Note: The existing karajan components have got no metadata associated with them currently and for testing purposes the components for the repository alone have been enhanced with the metadata. The component.xsd file is the schema for the components and the repository also allows for the extension of extra metadata attributes besides the ones that have been described in the schema. These can be added into the repository only when the attributes internal database schema is changed using the appropriate API. The Javadoc for the repository is helpful for this purpose.

7. You may run any of the examples[searchComponent.xml, retrieveMetadata] available in the examples directory to add, view or delete components that have been preloaded into your repository. New karajan components may also be added by you in this manner. This using the repository.xml file may be included as part of a larger complex workflow. Also, keep in mind, that the Java API may be used in your programs if the repository needs to be accessed programmatically.

8. The supplied cog-launchers are in the modules/repository/dist/repository-1.0/bin

Repository Code and documentation

The component repository is contained in the module: TBD
The link to the source code is: TBD
The repository launcher description is available at : Repository Launcher

The current source code has been moved to our svn repository on sourceforge but the previous version can be found in CVS.

Although you will not need any information about the Database if you use the Java CoG Kit, additional information about Cloudscape/Derby can be obtained at the IBM Web site or in an article at IBM developerworks.

Repository Usage Details

Setting up the Repository

The repository can be setup using the following files.

repository.properties[-] This contains the repository locations and various other attributes of the database that can be manipulated by the user.
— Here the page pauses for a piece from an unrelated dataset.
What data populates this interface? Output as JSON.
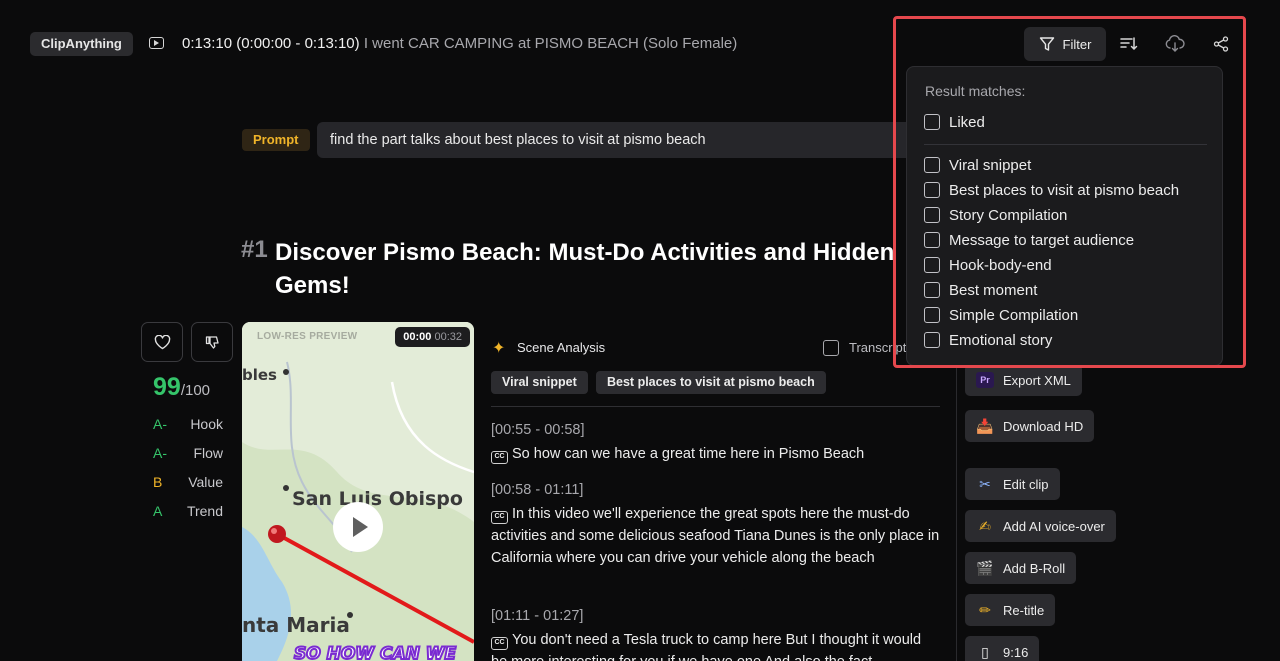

File should contain the host, port, name, passwd

build.xml[-] An ant script that contains targets to

  • Install the karajan repository provided as part of the distribution on your local machine.
  • Will also set classpaths ?
  • targets to create the default database
  • Needs to retrieve database metadata
  • Not sure if it needs to contain other targets to start/stop a server and other commands that will be part of the command line tools.
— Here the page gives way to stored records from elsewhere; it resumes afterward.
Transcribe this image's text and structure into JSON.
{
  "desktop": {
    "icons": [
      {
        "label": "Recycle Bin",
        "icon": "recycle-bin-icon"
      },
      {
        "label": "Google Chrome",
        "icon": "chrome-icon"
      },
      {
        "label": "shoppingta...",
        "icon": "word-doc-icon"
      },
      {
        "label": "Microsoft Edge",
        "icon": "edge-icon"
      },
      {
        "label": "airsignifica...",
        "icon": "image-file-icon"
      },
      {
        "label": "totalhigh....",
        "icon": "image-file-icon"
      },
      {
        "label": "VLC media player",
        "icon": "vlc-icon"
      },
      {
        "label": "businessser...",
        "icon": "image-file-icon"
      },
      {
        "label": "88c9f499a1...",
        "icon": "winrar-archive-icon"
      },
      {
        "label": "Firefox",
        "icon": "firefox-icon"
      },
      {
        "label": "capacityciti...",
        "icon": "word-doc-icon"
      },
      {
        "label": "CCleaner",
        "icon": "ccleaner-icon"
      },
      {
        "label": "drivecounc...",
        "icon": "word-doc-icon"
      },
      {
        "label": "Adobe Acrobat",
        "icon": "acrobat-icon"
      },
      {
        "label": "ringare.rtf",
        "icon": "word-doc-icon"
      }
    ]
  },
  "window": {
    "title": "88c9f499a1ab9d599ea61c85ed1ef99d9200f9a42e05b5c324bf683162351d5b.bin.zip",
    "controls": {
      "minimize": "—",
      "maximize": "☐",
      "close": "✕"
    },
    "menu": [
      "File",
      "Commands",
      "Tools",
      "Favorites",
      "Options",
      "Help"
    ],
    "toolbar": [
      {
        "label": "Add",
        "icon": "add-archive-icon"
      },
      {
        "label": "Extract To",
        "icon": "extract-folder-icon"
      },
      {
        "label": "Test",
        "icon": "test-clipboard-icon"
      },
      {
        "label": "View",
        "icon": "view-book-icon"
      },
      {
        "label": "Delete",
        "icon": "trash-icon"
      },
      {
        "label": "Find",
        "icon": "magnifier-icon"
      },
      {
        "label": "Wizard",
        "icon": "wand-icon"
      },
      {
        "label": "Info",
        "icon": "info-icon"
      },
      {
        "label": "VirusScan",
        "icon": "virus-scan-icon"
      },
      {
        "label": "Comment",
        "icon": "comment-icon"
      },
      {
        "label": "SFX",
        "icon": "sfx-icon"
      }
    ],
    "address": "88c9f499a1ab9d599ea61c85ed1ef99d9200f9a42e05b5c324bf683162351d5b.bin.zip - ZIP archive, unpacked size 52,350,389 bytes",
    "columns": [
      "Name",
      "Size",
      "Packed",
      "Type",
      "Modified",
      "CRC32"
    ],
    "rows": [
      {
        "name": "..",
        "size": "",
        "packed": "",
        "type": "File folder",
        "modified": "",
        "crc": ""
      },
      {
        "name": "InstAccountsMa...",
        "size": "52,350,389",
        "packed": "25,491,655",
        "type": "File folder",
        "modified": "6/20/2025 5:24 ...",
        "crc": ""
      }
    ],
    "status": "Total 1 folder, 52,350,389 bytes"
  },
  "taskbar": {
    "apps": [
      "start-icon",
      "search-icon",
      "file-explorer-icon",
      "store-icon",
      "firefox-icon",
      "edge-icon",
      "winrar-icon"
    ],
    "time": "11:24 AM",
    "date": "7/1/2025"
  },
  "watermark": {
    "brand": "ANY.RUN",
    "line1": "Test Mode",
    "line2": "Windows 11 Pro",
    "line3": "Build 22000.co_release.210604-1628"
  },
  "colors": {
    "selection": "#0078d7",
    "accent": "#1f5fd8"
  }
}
command line tools[-] Tools to perform various operations with the repository listed below. * * cog-repository-admin

  • cog-repository

cog-repository-admin

This is used to perform the below listed admin functions with the repository. The cog-repository-admin command will have the following options.
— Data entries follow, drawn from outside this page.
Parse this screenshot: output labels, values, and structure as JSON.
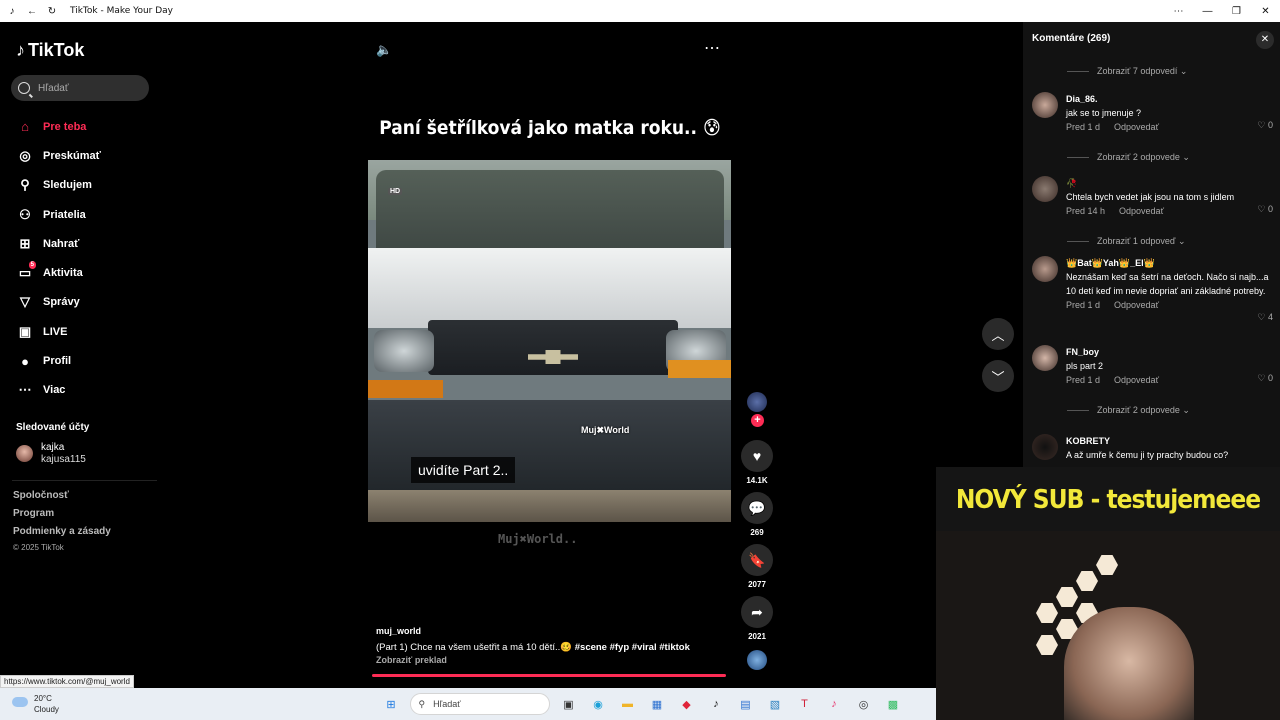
{
  "window": {
    "title": "TikTok - Make Your Day"
  },
  "sidebar": {
    "logo": "TikTok",
    "search_placeholder": "Hľadať",
    "items": [
      {
        "label": "Pre teba",
        "icon": "home-icon",
        "glyph": "⌂",
        "active": true
      },
      {
        "label": "Preskúmať",
        "icon": "compass-icon",
        "glyph": "◎"
      },
      {
        "label": "Sledujem",
        "icon": "user-follow-icon",
        "glyph": "⚲"
      },
      {
        "label": "Priatelia",
        "icon": "friends-icon",
        "glyph": "⚇"
      },
      {
        "label": "Nahrať",
        "icon": "upload-icon",
        "glyph": "⊞"
      },
      {
        "label": "Aktivita",
        "icon": "activity-icon",
        "glyph": "▭",
        "badge": "5"
      },
      {
        "label": "Správy",
        "icon": "messages-icon",
        "glyph": "▽"
      },
      {
        "label": "LIVE",
        "icon": "live-icon",
        "glyph": "▣"
      },
      {
        "label": "Profil",
        "icon": "profile-icon",
        "glyph": "●"
      },
      {
        "label": "Viac",
        "icon": "more-icon",
        "glyph": "⋯"
      }
    ],
    "following_heading": "Sledované účty",
    "following": [
      {
        "name": "kajka",
        "username": "kajusa115"
      }
    ],
    "footer": [
      "Spoločnosť",
      "Program",
      "Podmienky a zásady"
    ],
    "copyright": "© 2025 TikTok"
  },
  "status_url": "https://www.tiktok.com/@muj_world",
  "video": {
    "title": "Paní šetřílková jako matka roku.. 😰",
    "caption": "uvidíte Part 2..",
    "watermark": "Muj✖World",
    "watermark_below": "Muj✖World..",
    "hd_label": "HD",
    "author": "muj_world",
    "description": "(Part 1) Chce na všem ušetřit a má 10 dětí..🥴 ",
    "hashtags": "#scene  #fyp  #viral  #tiktok",
    "translate": "Zobraziť preklad",
    "likes": "14.1K",
    "comments": "269",
    "saves": "2077",
    "shares": "2021"
  },
  "comments_panel": {
    "header": "Komentáre (269)",
    "items": [
      {
        "name": "Dia_86.",
        "text": "jak se to jmenuje ?",
        "time": "Pred 1 d",
        "reply": "Odpovedať",
        "likes": "0",
        "replies": "Zobraziť 2 odpovede ⌄",
        "color": "#c9a99a"
      },
      {
        "name": "🥀",
        "text": "Chtela bych vedet jak jsou na tom s jidlem",
        "time": "Pred 14 h",
        "reply": "Odpovedať",
        "likes": "0",
        "replies": "Zobraziť 1 odpoveď ⌄",
        "color": "#8a7a70"
      },
      {
        "name": "👑Bat👑Yah👑_El👑",
        "text": "Neznášam keď sa šetrí na deťoch. Načo si najb...a 10 detí keď im nevie dopriať ani základné potreby.",
        "time": "Pred 1 d",
        "reply": "Odpovedať",
        "likes": "4",
        "color": "#b89a8c"
      },
      {
        "name": "FN_boy",
        "text": "pls part 2",
        "time": "Pred 1 d",
        "reply": "Odpovedať",
        "likes": "0",
        "replies": "Zobraziť 2 odpovede ⌄",
        "color": "#d4b6a8"
      },
      {
        "name": "KOBRETY",
        "text": "A až umře k čemu ji ty prachy budou co?",
        "color": "#111111"
      }
    ],
    "top_replies": "Zobraziť 7 odpovedí ⌄"
  },
  "stream": {
    "banner": "NOVÝ SUB - testujemeee"
  },
  "taskbar": {
    "temp": "20°C",
    "weather": "Cloudy",
    "search": "Hľadať",
    "apps": [
      {
        "icon": "windows-icon",
        "glyph": "⊞",
        "color": "#1f7ae0"
      },
      {
        "icon": "taskview-icon",
        "glyph": "▣",
        "color": "#333"
      },
      {
        "icon": "edge-icon",
        "glyph": "◉",
        "color": "#1aa0d8"
      },
      {
        "icon": "folder-icon",
        "glyph": "▬",
        "color": "#f0b429"
      },
      {
        "icon": "store-icon",
        "glyph": "▦",
        "color": "#2a6fd0"
      },
      {
        "icon": "app-red-icon",
        "glyph": "◆",
        "color": "#e0243a"
      },
      {
        "icon": "tiktok-icon",
        "glyph": "♪",
        "color": "#111"
      },
      {
        "icon": "notes-icon",
        "glyph": "▤",
        "color": "#2a6fd0"
      },
      {
        "icon": "photos-icon",
        "glyph": "▧",
        "color": "#2a80c0"
      },
      {
        "icon": "text-icon",
        "glyph": "T",
        "color": "#d0223a"
      },
      {
        "icon": "tiktok-pink-icon",
        "glyph": "♪",
        "color": "#e8356d"
      },
      {
        "icon": "obs-icon",
        "glyph": "◎",
        "color": "#333"
      },
      {
        "icon": "android-icon",
        "glyph": "▩",
        "color": "#2dbb5d"
      }
    ]
  }
}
- type <embedded or server> indicates the repository type

- install <database location> to copy the database from ~/module/database to a user specified directory and set classpaths. This step is only for the workflow repository.

- host <hostname or ip> required for all server related calls

- portnumber <port> required for all server related calls

- username <username> required only if user authentication is enabled

- passwd <passwd> required only if user authentication is enabled

- start starts up the repository network server at the assigned port on the localhost or the name provided for the localhost

- stop stops the repository network server

- backup <backup location> backs up the the database to the above location

- recovery <backup location> reverts to the last backed up data at the above location

- ping tests if the server is up and running

- logging <true/false> logging can be enabled or disabled [check if this can be done when the server is running]

- add-user <username, password, database-wide/system-wide> adds a user to a specifice database or for the whole system specified in the final option

- remove-user <username> removes the user specified in the username

- authentication<true/false> user- authetication is enabled

- properties <properties file> location of the properties file to override the properties file.

cog-repository

General commands to be issued to the repository. But I will need to write a wrapper to make connections and close them or something similar. I will decide on this once I have the code to do to make the calls.

- type <embedded/server> repository type

- repositorylocation <hostname:port or local filesystem location> provides the location for the derby system

- username <username> required if user authentication is required [set read-only access mode for user]

- password <password> required if user authentication is required

- getschema gets the database metadata

- add <filename> adds a component to the repository

- remove <componentname> removes a component from the repository

- list lists all the components present in the repository

- search <regex> searches and returns a list of components that match the expression

- save <componentName, fileName> saves the given component to a file

- get <componentName>

Sample XML component file and schema

Currently, we can store in our repository files of this sample format. NOTE: change the name in the database schema.Check for ]] to see if space exists.

Filename: test.xml
<?xml version="1.0"?>
<component xmlns="http://cogkit.org/cog-workflow/karajan/"
xmlns:xsi="http://www.w3.org/2001/XMLSchema-instance"    
xsi:schemaLocation="http://cogkit.org/cog-workflow/karajan/ component.xsd">
<metadata author="John Smith" 
          name="Performance Test" 
          version="1.0">
     <shortDescription> Measures the time for a delay funtion</shortDescription>
     <description>This component is used to test the repository</description>
     <dateCreated>2005-06-06</dateCreated>
     <dateModified>2005-06-06</dateModified>
     <language>xml</language>
     <signature> not yet implemented </signature>
</metadata>
<source>
<![CDATA[
<project>
     <include file="sys.xml"/>
     <include file="currentTimeMillis-def.xml"/>
   
     <timer:initialize/>
     
     <timer:start name="one"/>
     <wait delay="1000"/>
     <timer:print name="one"/>
    
     <timer:start name="two"/>
     <parallel>
          <wait delay="2000"/>
          <wait delay="1000"/>
     </parallel>	
     <timer:print name="two"/>
     <timer:print name="one"/>
</project>
]]>
</source>
</component>

All workflow components that are to be stored in the repository follow this XML schema.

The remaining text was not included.